Approaches to solar energy procurement
There are many viable options for businesses to go solar. Explore ideas of how a mix of these approaches, combined with energy efficiency and other measures, can help make your business more renewably powered.
When it comes to renewable energy initiatives, two of the most important considerations are the state and utility territory that your business operates in. What works for one facility or business may be a non-starter for someone served by another utility (or in another state).
On-site solar installations
Behind-the-meter systems interconnect with the electrical service on the customer (your) side of the utility meter. On-site systems represent the most direct way to bring renewable energy to operations. Many electric utilities allow your company’s behind-the-meter system to be “net-metered,” which means all (or most) of the electricity produced by qualifying systems is credited at the per-kilowatt energy rate, whether it is consumed in real-time or exported to the grid. For some customers, all energy will be used on-site.
This method produces visible, on-site commitment to renewable energy and direct, on-bill energy cost savings. For-profit businesses are eligible for federal tax credits. And, companies may qualify for utility-based rebates and other incentives.
The negatives though are that your company is limited by physical and other site characteristics and in utility policy in size. In many cases, this installation only produces a modest amount of total business electrical use. And, your company is responsible for observations, measurements and other non-warrantied repairs.
Alternative approaches to solar procurement
These approaches allow businesses to incorporate larger projects into their portfolio that can be achieved with a single facility or building, often in partnership with the utility.
This method typically pertains to larger projects, and allows large scale projects to incorporate pollinator and other agricultural benefits.
The downfall of this option is it often takes place off-site and sometimes in another state/region.
The concept of “additionality” is critical when evaluating the relative merits of each approach, especially if a company plans on publicizing their use of renewable energy as a carbon reduction strategy. Acquiring the right to label the electricity as “green” or “renewable” may not result in a net addition of clean electricity flowing through the facility or the wires outside.

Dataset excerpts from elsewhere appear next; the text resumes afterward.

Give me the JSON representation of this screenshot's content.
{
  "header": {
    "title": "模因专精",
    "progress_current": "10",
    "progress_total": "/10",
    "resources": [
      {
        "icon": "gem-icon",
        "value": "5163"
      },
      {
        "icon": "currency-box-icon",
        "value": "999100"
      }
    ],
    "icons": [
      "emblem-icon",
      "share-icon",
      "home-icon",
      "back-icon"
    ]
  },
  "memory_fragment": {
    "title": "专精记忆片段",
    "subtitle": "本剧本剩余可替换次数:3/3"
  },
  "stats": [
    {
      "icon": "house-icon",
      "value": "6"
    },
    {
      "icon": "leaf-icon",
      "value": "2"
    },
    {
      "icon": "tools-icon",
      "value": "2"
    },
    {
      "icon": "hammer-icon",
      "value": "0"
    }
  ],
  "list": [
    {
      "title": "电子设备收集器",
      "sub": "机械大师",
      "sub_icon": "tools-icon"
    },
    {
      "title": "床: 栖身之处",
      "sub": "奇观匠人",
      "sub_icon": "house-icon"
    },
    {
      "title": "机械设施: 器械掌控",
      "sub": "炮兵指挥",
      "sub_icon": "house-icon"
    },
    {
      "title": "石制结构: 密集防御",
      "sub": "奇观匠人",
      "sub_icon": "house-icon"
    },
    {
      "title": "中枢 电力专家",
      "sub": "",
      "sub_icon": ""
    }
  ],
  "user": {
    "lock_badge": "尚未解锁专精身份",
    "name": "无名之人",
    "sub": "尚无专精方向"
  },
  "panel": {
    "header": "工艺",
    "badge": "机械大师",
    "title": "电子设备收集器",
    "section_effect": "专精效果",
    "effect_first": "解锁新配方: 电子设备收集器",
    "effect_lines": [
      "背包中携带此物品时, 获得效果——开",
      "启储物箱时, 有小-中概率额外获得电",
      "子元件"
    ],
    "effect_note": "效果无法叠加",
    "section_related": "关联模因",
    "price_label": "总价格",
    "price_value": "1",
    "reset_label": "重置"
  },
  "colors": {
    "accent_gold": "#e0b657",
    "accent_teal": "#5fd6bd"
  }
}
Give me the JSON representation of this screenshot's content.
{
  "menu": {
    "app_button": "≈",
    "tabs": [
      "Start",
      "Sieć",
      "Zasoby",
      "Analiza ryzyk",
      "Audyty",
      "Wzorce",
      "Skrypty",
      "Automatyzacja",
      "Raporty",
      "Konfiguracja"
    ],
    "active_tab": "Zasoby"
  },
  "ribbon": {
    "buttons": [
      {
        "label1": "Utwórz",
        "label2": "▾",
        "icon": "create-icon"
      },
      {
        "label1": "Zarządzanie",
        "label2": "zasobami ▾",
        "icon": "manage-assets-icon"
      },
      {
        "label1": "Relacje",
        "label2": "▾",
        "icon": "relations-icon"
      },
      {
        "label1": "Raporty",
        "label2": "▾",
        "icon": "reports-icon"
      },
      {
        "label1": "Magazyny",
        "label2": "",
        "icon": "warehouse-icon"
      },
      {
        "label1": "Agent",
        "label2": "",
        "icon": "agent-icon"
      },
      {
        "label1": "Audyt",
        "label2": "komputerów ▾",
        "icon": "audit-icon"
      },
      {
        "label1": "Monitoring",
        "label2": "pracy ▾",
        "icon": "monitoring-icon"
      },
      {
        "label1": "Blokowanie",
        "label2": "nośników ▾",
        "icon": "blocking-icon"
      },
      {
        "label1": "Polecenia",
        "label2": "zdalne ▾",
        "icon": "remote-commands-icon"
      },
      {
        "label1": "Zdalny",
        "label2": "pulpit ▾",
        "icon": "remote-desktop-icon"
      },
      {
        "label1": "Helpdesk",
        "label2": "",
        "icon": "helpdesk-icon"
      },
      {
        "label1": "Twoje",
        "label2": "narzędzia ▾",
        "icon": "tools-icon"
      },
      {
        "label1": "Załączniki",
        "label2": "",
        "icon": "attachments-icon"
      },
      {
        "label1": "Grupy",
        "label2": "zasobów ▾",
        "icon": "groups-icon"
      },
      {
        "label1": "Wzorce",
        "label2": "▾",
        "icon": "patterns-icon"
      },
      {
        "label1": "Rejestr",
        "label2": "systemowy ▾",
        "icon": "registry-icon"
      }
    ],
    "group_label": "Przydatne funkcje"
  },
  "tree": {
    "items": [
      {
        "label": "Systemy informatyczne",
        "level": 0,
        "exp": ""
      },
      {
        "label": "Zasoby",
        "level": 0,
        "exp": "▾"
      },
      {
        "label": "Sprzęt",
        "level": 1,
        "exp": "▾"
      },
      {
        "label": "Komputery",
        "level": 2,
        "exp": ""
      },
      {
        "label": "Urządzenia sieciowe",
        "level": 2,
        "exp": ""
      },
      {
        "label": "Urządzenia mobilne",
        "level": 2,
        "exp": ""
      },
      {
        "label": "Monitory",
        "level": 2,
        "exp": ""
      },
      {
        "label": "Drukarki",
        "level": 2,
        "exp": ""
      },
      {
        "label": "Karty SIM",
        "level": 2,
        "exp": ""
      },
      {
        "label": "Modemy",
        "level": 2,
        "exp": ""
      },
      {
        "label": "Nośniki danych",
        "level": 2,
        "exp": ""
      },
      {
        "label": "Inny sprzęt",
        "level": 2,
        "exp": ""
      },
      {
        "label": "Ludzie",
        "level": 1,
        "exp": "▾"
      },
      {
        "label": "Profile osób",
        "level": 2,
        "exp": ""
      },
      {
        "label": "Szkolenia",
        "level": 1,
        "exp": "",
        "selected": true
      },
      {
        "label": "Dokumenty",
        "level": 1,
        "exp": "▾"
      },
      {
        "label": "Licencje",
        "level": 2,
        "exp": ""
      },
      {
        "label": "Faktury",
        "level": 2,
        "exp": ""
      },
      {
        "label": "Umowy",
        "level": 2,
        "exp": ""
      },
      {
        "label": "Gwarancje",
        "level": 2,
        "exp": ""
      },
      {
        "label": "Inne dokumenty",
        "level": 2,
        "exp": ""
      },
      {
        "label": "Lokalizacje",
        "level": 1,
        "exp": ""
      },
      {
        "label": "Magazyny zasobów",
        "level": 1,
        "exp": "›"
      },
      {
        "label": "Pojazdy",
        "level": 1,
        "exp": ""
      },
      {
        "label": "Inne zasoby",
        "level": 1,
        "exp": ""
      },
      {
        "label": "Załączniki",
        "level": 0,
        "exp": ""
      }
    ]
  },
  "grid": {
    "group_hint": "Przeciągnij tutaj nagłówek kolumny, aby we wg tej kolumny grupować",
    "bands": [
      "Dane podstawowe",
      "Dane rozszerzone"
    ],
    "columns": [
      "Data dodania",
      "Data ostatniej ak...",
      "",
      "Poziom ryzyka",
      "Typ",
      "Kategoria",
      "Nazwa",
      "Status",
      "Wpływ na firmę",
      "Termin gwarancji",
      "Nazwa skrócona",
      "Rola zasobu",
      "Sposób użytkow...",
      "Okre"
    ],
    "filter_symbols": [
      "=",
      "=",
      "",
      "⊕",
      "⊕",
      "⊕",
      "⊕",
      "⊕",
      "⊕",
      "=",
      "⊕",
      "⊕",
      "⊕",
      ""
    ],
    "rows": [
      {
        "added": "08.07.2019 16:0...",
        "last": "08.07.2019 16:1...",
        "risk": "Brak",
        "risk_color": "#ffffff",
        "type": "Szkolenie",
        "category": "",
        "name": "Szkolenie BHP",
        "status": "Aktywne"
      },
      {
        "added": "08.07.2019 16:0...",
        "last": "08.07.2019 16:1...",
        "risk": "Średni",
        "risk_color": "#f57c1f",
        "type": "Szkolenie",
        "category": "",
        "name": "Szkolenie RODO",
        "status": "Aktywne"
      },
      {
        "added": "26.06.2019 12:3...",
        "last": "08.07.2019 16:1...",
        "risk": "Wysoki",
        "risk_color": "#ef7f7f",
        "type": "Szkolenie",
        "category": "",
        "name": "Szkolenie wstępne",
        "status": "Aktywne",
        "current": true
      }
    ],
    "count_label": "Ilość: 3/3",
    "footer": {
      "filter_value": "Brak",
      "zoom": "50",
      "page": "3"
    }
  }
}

Direct power purchase agreement
In some states and utility territories and typically for rather large end-users, this option presents an excellent opportunity to procure significant amounts of renewable power. An independent power producer installs and operates a large-scale solar installation. The end-user contracts directly with the owner of that solar project and purchases the power at an agreed-upon value typically bundled with the renewable energy credits (RECs). If the project is new, full additionality is guaranteed.
Renewable energy rider
This utility service connects larger customers to new renewable generation sources. Qualifying business customers can purchase energy directly from an off-site renewable generation project either owned by their utility or an independent entity. Whatever amount of renewable electricity the customer contracts for displaces the system power that the utility would typically provide. The utility bills the customer an agreed-upon rate for electricity. Because the output comes from a new renewable generator, full additionality is guaranteed.
Commodity REC purchase
It may be possible to purchase generic RECs from several aggregators and sources. Some regions and states have lower priced RECs available, but may be quite a distance from your facilities or lack additionality. Knowing the vintage and source of the RECs can help give some assurance on additionality. This is the only option that usually doesn’t require utility involvement.
Community solar program
Through a community solar program, a utility customer can subscribe to a share of a much larger array than what can fit on that customer’s property. This service can be particularly valuable to businesses that lack a suitable location for solar. The subscriptions help pay for the array’s construction, and for that reason, full additionality is guaranteed. Community solar projects are typically owned by and located within the local utility’s territory. Under this arrangement, a customer will pay upfront for the equipment used in generating and delivering the electricity received under the subscription.
I encourage you to further explore ideas of how a mix of these approaches, combined with energy efficiency and other measures, can help make your business more renewably powered.